If the dataset is missing phi or theta coordinates, the operation is skipped.


Op and OpResult

All operations inherit from the Op abstract base class:

from canvod.ops import Op, OpResult

class MyOp(Op):
    @property
    def name(self) -> str:
        return "my_operation"

    def __call__(self, ds: xr.Dataset) -> tuple[xr.Dataset, OpResult]:
        # transform ds
        return ds, OpResult(
            op_name=self.name,
            parameters={...},
            input_shape=dict(ds.sizes),
            output_shape=dict(ds.sizes),
            duration_seconds=elapsed,
        )

Each OpResult records:

  • Operation name and parameters
  • Input/output dataset dimensions
  • Execution time
  • Optional notes (e.g., "no-op: data already at target frequency")

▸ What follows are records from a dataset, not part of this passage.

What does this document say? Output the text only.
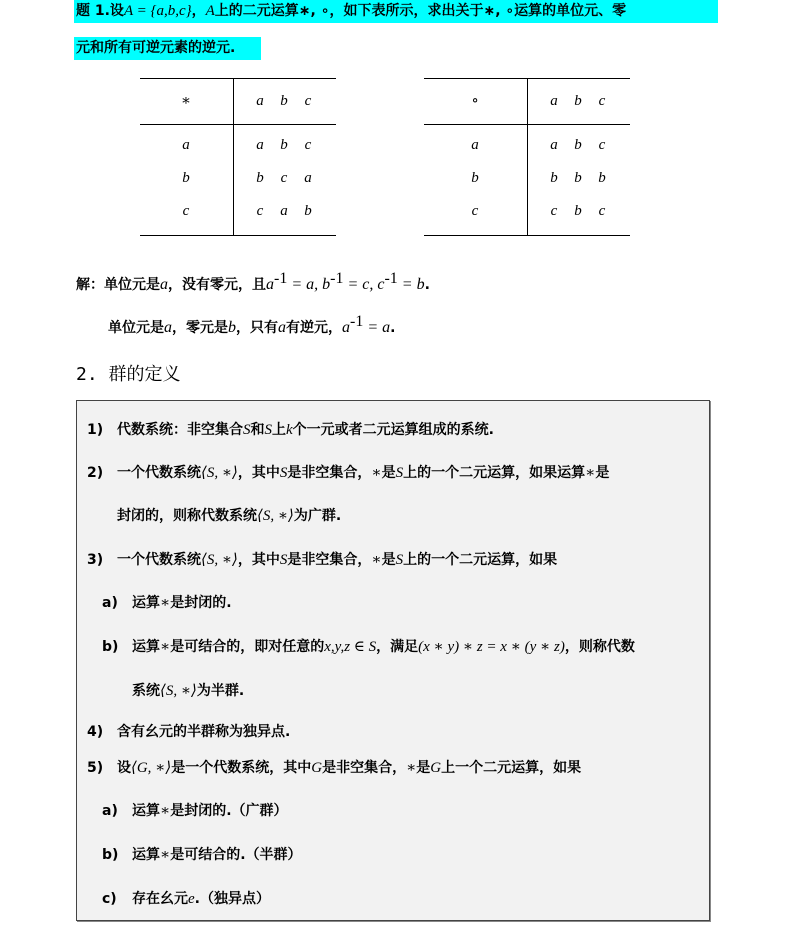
题 1.设A = {a,b,c}，A上的二元运算∗, ∘，如下表所示，求出关于∗, ∘运算的单位元、零
元和所有可逆元素的逆元.
∗	a	b	c
a	a	b	c
b	b	c	a
c	c	a	b
∘	a	b	c
a	a	b	c
b	b	b	b
c	c	b	c
解：单位元是a，没有零元，且$a^{-1} = a$, $b^{-1} = c$, $c^{-1} = b$.
单位元是a，零元是b，只有a有逆元，$a^{-1} = a$.
2. 群的定义
1) 代数系统：非空集合S和S上k个一元或者二元运算组成的系统.
2) 一个代数系统⟨S, ∗⟩，其中S是非空集合，∗是S上的一个二元运算，如果运算∗是
封闭的，则称代数系统⟨S, ∗⟩为广群.
3) 一个代数系统⟨S, ∗⟩，其中S是非空集合，∗是S上的一个二元运算，如果
a) 运算∗是封闭的.
b) 运算∗是可结合的，即对任意的x,y,z ∈ S，满足(x ∗ y) ∗ z = x ∗ (y ∗ z)，则称代数
系统⟨S, ∗⟩为半群.
4) 含有幺元的半群称为独异点.
5) 设⟨G, ∗⟩是一个代数系统，其中G是非空集合，∗是G上一个二元运算，如果
a) 运算∗是封闭的.（广群）
b) 运算∗是可结合的.（半群）
c) 存在幺元e.（独异点）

The PipelineResult aggregates all OpResult objects and can be serialized to dataset attributes via to_metadata_dict().


Config-Driven Pipeline

The default pipeline is built from processing.yaml configuration:

preprocessing:
  temporal_aggregation:
    enabled: true
    freq: "1min"
    method: mean
  grid_assignment:
    enabled: true
    grid_type: equal_area
    angular_resolution: 2.0
from canvod.ops import build_default_pipeline

pipeline = build_default_pipeline()  # reads from config
ds_out, result = pipeline(ds_in)

Set enabled: false to skip an operation. The pipeline is empty if all operations are disabled.